当社の調査では、日本の働き手 の不満があらわとなっています。現在の役割に満足しているのはわずか 46%で、どの調査対象国よりも低い割合となっています 。日々の仕事を楽しむことに「満足している」割合も同レベルで、 世界の平均(69%)に後れを取っています。この不満は、給与から柔軟性、メンタルヘルスにおよぶ複数の重要な領域で顕著です。
日本の働き手 の 63%が仕事で最も重要な側面を「給料」と述べているのに対し、昨年は多くの人(46%)が賃上げゼロでした。今後 12 か月で賃上げが見込めるのはわずか 24%で、世界の平均(57%)の半分未満です。 自分のした仕事に対して正当な支払いであると考える割合はわずか 44%で、給料に満足している割合はさらに少なく(39%)なります(地域平均の 67%に後れを取っています)。その一方で、2 つの収入源がある割合は 24%、リタイアに向けて貯金している割合は 42%でこれは日本独特です。
多くの重要分野で、当該地域の他国と比べて日本の満足度は大きく後れを取っています。環境スチュワードシップについては、過去 3 年間で企業が改善したと考える割合はわずか 23%。これはどの調査対象国よりも少ない割合であり、世界平均(52%)の半分未満です。同様に、従業員の貢献意欲を最大限に引き出すための雇用主の取り組みに満足していると述べた割合は 24%にとどまっています。
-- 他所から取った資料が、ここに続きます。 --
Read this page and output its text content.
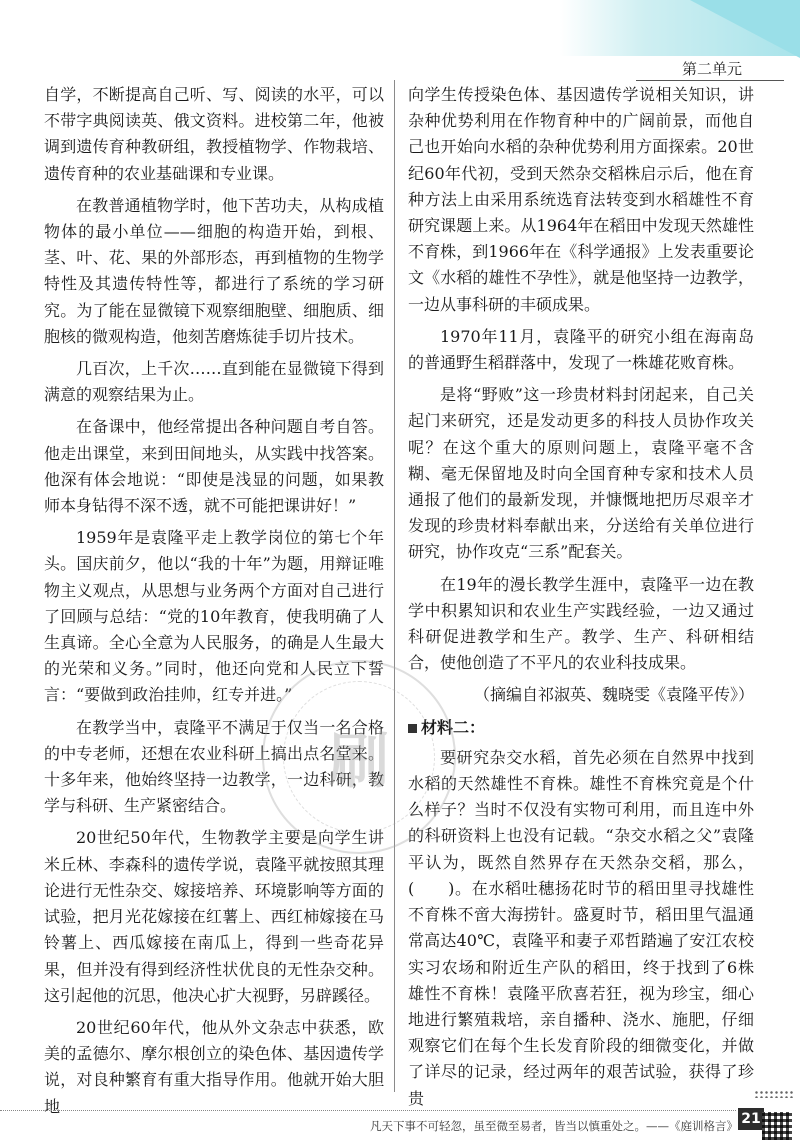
第二单元

自学，不断提高自己听、写、阅读的水平，可以不带字典阅读英、俄文资料。进校第二年，他被调到遗传育种教研组，教授植物学、作物栽培、遗传育种的农业基础课和专业课。

在教普通植物学时，他下苦功夫，从构成植物体的最小单位——细胞的构造开始，到根、茎、叶、花、果的外部形态，再到植物的生物学特性及其遗传特性等，都进行了系统的学习研究。为了能在显微镜下观察细胞壁、细胞质、细胞核的微观构造，他刻苦磨炼徒手切片技术。

几百次，上千次……直到能在显微镜下得到满意的观察结果为止。

在备课中，他经常提出各种问题自考自答。他走出课堂，来到田间地头，从实践中找答案。他深有体会地说：“即使是浅显的问题，如果教师本身钻得不深不透，就不可能把课讲好！”

1959年是袁隆平走上教学岗位的第七个年头。国庆前夕，他以“我的十年”为题，用辩证唯物主义观点，从思想与业务两个方面对自己进行了回顾与总结：“党的10年教育，使我明确了人生真谛。全心全意为人民服务，的确是人生最大的光荣和义务。”同时，他还向党和人民立下誓言：“要做到政治挂帅，红专并进。”

在教学当中，袁隆平不满足于仅当一名合格的中专老师，还想在农业科研上搞出点名堂来。十多年来，他始终坚持一边教学，一边科研，教学与科研、生产紧密结合。

20世纪50年代，生物教学主要是向学生讲米丘林、李森科的遗传学说，袁隆平就按照其理论进行无性杂交、嫁接培养、环境影响等方面的试验，把月光花嫁接在红薯上、西红柿嫁接在马铃薯上、西瓜嫁接在南瓜上，得到一些奇花异果，但并没有得到经济性状优良的无性杂交种。这引起他的沉思，他决心扩大视野，另辟蹊径。

20世纪60年代，他从外文杂志中获悉，欧美的孟德尔、摩尔根创立的染色体、基因遗传学说，对良种繁育有重大指导作用。他就开始大胆地

向学生传授染色体、基因遗传学说相关知识，讲杂种优势利用在作物育种中的广阔前景，而他自己也开始向水稻的杂种优势利用方面探索。20世纪60年代初，受到天然杂交稻株启示后，他在育种方法上由采用系统选育法转变到水稻雄性不育研究课题上来。从1964年在稻田中发现天然雄性不育株，到1966年在《科学通报》上发表重要论文《水稻的雄性不孕性》，就是他坚持一边教学，一边从事科研的丰硕成果。

1970年11月，袁隆平的研究小组在海南岛的普通野生稻群落中，发现了一株雄花败育株。

是将“野败”这一珍贵材料封闭起来，自己关起门来研究，还是发动更多的科技人员协作攻关呢？在这个重大的原则问题上，袁隆平毫不含糊、毫无保留地及时向全国育种专家和技术人员通报了他们的最新发现，并慷慨地把历尽艰辛才发现的珍贵材料奉献出来，分送给有关单位进行研究，协作攻克“三系”配套关。

在19年的漫长教学生涯中，袁隆平一边在教学中积累知识和农业生产实践经验，一边又通过科研促进教学和生产。教学、生产、科研相结合，使他创造了不平凡的农业科技成果。

（摘编自祁淑英、魏晓雯《袁隆平传》）

材料二：

要研究杂交水稻，首先必须在自然界中找到水稻的天然雄性不育株。雄性不育株究竟是个什么样子？当时不仅没有实物可利用，而且连中外的科研资料上也没有记载。“杂交水稻之父”袁隆平认为，既然自然界存在天然杂交稻，那么，(　　)。在水稻吐穗扬花时节的稻田里寻找雄性不育株不啻大海捞针。盛夏时节，稻田里气温通常高达40℃，袁隆平和妻子邓哲踏遍了安江农校实习农场和附近生产队的稻田，终于找到了6株雄性不育株！袁隆平欣喜若狂，视为珍宝，细心地进行繁殖栽培，亲自播种、浇水、施肥，仔细观察它们在每个生长发育阶段的细微变化，并做了详尽的记录，经过两年的艰苦试验，获得了珍贵

刷
凡天下事不可轻忽，虽至微至易者，皆当以慎重处之。——《庭训格言》 21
日本は女性の昇給率(3.19%)が男性(1.75%)を上回る数少ない国の一つです。ただし、賃金未払いの時間外労働の時間は女性(7.73 時間)が男性(5.95 時間)を大きく上回ります。興味深いのは、自分のやった仕事に対して十分な給与が支払われていないと考える割合は男性(44%)よりも女性が少なく(25%)、仕事で認められていると答えた割合は女性(52%)が男性(33%)よりも多くなっています。違いはこれだけにとどまりません。時間の融通や肩書を優先する可能性は、女性の方が男性よりもはるかに高くなっています。
在宅勤務の従業員は毎日出社する従業員よりも満足度が高くなっています。前者は毎日ストレスを感じる割合がわずか 7%であるのに対し、出社する同僚は 18%となっています。驚くことではありませんが、在宅勤務の人は、出社して勤務する人よりも勤務時間の融通と就業場所の両方で満足度がはるかに高くなっています。また在宅勤務者の 49%が自らのスキルに対して正当な報酬を得ていることに「そう思う」としたのに対し、オンサイト勤務者の同様の回答はわずか 37%でした。ただし、在宅勤務者の方が 1 週間あたりの無給の時間外労働が多くなっており(8.1 時間 対 6.45 時間)、雇用保障を受ける割合は低くなっています(24% 対 50%)。